Reputation: 73
Say I am running a simple C program. How to know which thread is executing this program? Or Is there any way so that I am sure that my program is translated into a process and this process is again divided into threads. Very sorry for any wrong understanding of the whole concept. It would be very nice if there is an example to explain the solution to my confusion (Actually I want to ask directly how to output process id--->no. of threads , and list all of the thread id's ).How to visualize the above concepts (If they are correct BTW)
Upvotes: 0
Views: 2383
Reputation: 7897
Unless otherwise stated, a program consists of exactly one thread, which is the main thread. More threads may be created by calling pthread_create (from ). You can see the exact number of threads in a program if you look at /proc/pid/status (replacing pid with the process id).
In a nutshell, think of the process as a container, for one or more threads.

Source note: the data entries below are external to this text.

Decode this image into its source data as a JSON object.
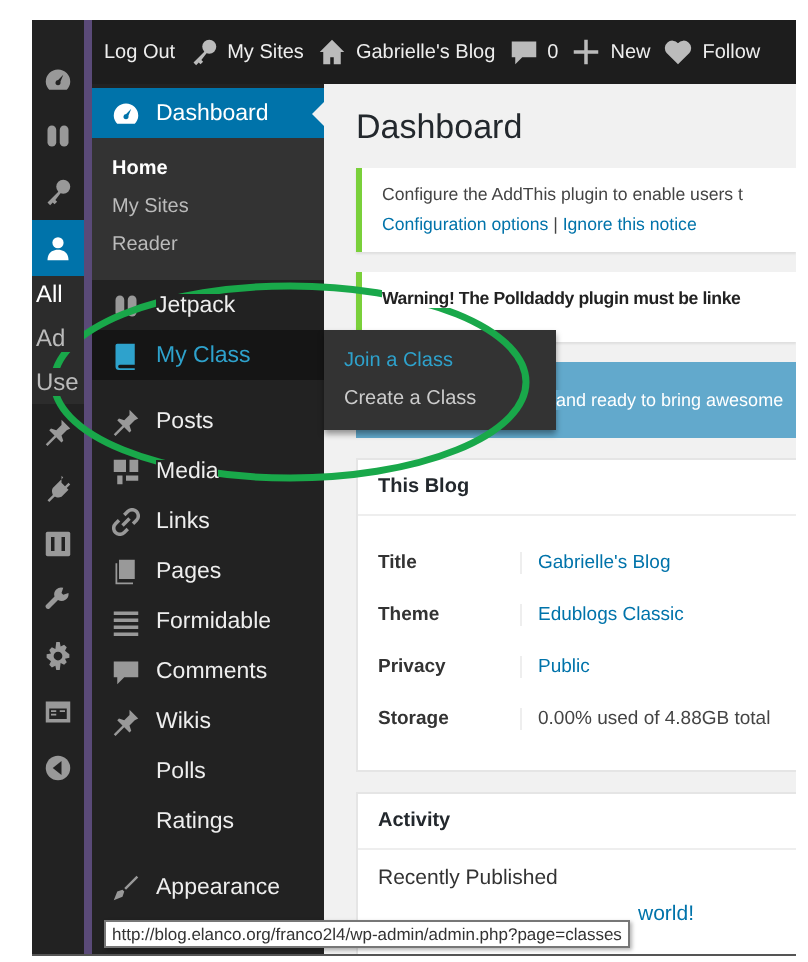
{
  "icon_rail": {
    "items": [
      {
        "selected": false
      },
      {
        "selected": false
      },
      {
        "selected": false
      },
      {
        "selected": true
      },
      {
        "selected": false
      },
      {
        "selected": false
      },
      {
        "selected": false
      },
      {
        "selected": false
      },
      {
        "selected": false
      },
      {
        "selected": false
      },
      {
        "selected": false
      }
    ],
    "submenu": [
      "All",
      "Ad",
      "Use"
    ]
  },
  "admin_bar": {
    "items": [
      {
        "label": "Log Out"
      },
      {
        "label": "My Sites"
      },
      {
        "label": "Gabrielle's Blog"
      },
      {
        "label": "0"
      },
      {
        "label": "New"
      },
      {
        "label": "Follow"
      }
    ]
  },
  "sidebar": {
    "items": [
      {
        "kind": "menu",
        "label": "Dashboard",
        "selected": true,
        "expanded": false,
        "children": [
          {
            "label": "Home",
            "selected": true
          },
          {
            "label": "My Sites",
            "selected": false
          },
          {
            "label": "Reader",
            "selected": false
          }
        ]
      },
      {
        "kind": "menu",
        "label": "Jetpack",
        "selected": false,
        "expanded": false
      },
      {
        "kind": "menu",
        "label": "My Class",
        "selected": false,
        "expanded": true,
        "children": [
          {
            "label": "Join a Class",
            "selected": true
          },
          {
            "label": "Create a Class",
            "selected": false
          }
        ]
      },
      {
        "kind": "separator"
      },
      {
        "kind": "menu",
        "label": "Posts",
        "selected": false,
        "expanded": false
      },
      {
        "kind": "menu",
        "label": "Media",
        "selected": false,
        "expanded": false
      },
      {
        "kind": "menu",
        "label": "Links",
        "selected": false,
        "expanded": false
      },
      {
        "kind": "menu",
        "label": "Pages",
        "selected": false,
        "expanded": false
      },
      {
        "kind": "menu",
        "label": "Formidable",
        "selected": false,
        "expanded": false
      },
      {
        "kind": "menu",
        "label": "Comments",
        "selected": false,
        "expanded": false
      },
      {
        "kind": "menu",
        "label": "Wikis",
        "selected": false,
        "expanded": false
      },
      {
        "kind": "menu",
        "label": "Polls",
        "selected": false,
        "expanded": false
      },
      {
        "kind": "menu",
        "label": "Ratings",
        "selected": false,
        "expanded": false
      },
      {
        "kind": "separator"
      },
      {
        "kind": "menu",
        "label": "Appearance",
        "selected": false,
        "expanded": false
      }
    ]
  },
  "content": {
    "title": "Dashboard",
    "notices": [
      {
        "kind": "info",
        "text": "Configure the AddThis plugin to enable users t",
        "links": [
          "Configuration options",
          "Ignore this notice"
        ],
        "link_separator": "|"
      },
      {
        "kind": "warning",
        "text": "Warning! The Polldaddy plugin must be linke"
      },
      {
        "kind": "banner",
        "text": "and ready to bring awesome"
      }
    ],
    "this_blog": {
      "title": "This Blog",
      "rows": [
        {
          "label": "Title",
          "value": "Gabrielle's Blog",
          "link": true
        },
        {
          "label": "Theme",
          "value": "Edublogs Classic",
          "link": true
        },
        {
          "label": "Privacy",
          "value": "Public",
          "link": true
        },
        {
          "label": "Storage",
          "value": "0.00% used of 4.88GB total",
          "link": false
        }
      ]
    },
    "activity": {
      "title": "Activity",
      "subtitle": "Recently Published",
      "link": "world!"
    }
  },
  "status_tooltip": "http://blog.elanco.org/franco2l4/wp-admin/admin.php?page=classes"
}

It is the threads themselves which execute (a thread is simply a register state), whereas the process contains the virtual memory image, open file descriptors, and other "objects".
Looking at the status file, you will see "TGID" and "PID" fields. The "PID" is actually the thread id, whereas the "TGID" is the thread group id, which is the true process id. For simple processes (those with one thread) these are equal. But for multi-threaded (2 threads or more), they will be equal only for the main thread. Anywhere but this file, "PID" really does mean the process id, as Linux imitates the UNIX standard.
Additional commands you may want to try: ps -L : this will show you the "LWP" (which is the thread identifier). You can identify multithreaded programs if you look at ps's "STATE" column containing "l" , indicating multithreaded processes.